Prior to Louis’ death, Grace’s work within the Democratic Party coupled with the cache of her husband’s service, she was on an upward trajectory. Below is the article of how she became appointed to the Secretaryship of the Democratic State Committee in 1933. She was a Delegate at the 1934 Democratic Convention.

And after Louis’s death, FDR appointed her Postmistress of Fall River. Grace continued with her many political, civic and social activities. Grace resided on Locust Street (shown below) in Fall River, a few short blocks from Lizzie’s home, “Maplecroft” on French Street. Grace lived there when Lizzie died June 1, 1927.

In 1938, two years after Louis died, Eleanor Roosevelt came to visit Grace as told in this FRHN article that recaps Grace’s life and service to the Democratic party.

Grace died in 1955 after being in a coma for many weeks. At that time she lived in a lovely little cottage on Martha Street (still there) in Fall River with a nice view of the Taunton River.

Throughout her husband’s political career it was rarely reported in the papers of the link between Lizzie Borden and the Howes. That link would be too close for comfort. Notoriety from an 1892 scandal certainly was not needed to surface and hinder the ultimate goal of making FDR President. But it was Louis McHenry Howe himself who was the source of the “Emma did it” theory. I found verification of this in Fulton Oursler’s book, Behold This Dreamer! during his visit to the White House. But although Louis said it tongue in cheek, the Bordenia urban legend was born that Grace’s husband believed Lizzie’s sister did the awful deed of August 4, 1892. The story Louis told Oursler was typical of his sense of humor. (I’ll address that in a future blog entry).

With her relative and close friend, Grace Hartley Howe, so entrenched in democratic politics through her husband Louis McHenry Howe, could it be that Lizzie Borden was a Democrat? I say yes. In an interview after Lizzie’s death, Grace remarked of the many charitable acts and donations to which she gave. I just bet some of Lizzie’s money went to those very causes in which her cousin Grace solicited.

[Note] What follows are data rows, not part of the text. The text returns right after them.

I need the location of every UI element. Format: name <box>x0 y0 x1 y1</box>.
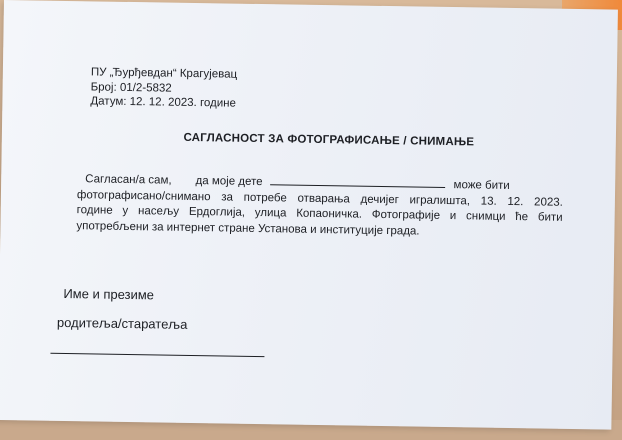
consent-line-2: фотографисано/снимано за потребе отварања дечијег игралишта, 13. 12. 2023. <box>76 188 563 209</box>
child-name-blank[interactable] <box>271 174 446 188</box>
document-date: Датум: 12. 12. 2023. године <box>90 95 237 110</box>
consent-line-3: године у насељу Ердоглија, улица Копаоничка. Фотографије и снимци ће бити <box>76 204 563 224</box>
consent-text-may-be: може бити <box>453 179 510 192</box>
signature-name-label: Име и презиме <box>63 285 155 303</box>
consent-line-4: употребљени за интернет стране Установа и институције града. <box>76 219 420 238</box>
signature-line[interactable] <box>50 353 264 357</box>
institution-name: ПУ „Ђурђевдан“ Крагујевац <box>90 66 238 81</box>
consent-text-child: да моје дете <box>195 175 263 189</box>
consent-text-agree: Сагласан/а сам, <box>85 173 172 187</box>
document-header <box>90 65 237 111</box>
signature-role-label: родитеља/старатеља <box>56 314 188 332</box>
document-number: Број: 01/2-5832 <box>90 80 172 95</box>
document-title: САГЛАСНОСТ ЗА ФОТОГРАФИСАЊЕ / СНИМАЊЕ <box>183 131 475 149</box>
consent-body <box>76 171 563 242</box>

And here’s the part that has never failed to amuse me: Had Lizzie Borden lived a mere five more years she very well might have been invited to the White House. Think of it: Through her cousin’s friendship with Eleanor Roosevelt, Lizzie Borden, accused and acquitted of the most sensational crime of the century, might very well have chatted it up with Franklin Delano Roosevelt, President of the United States.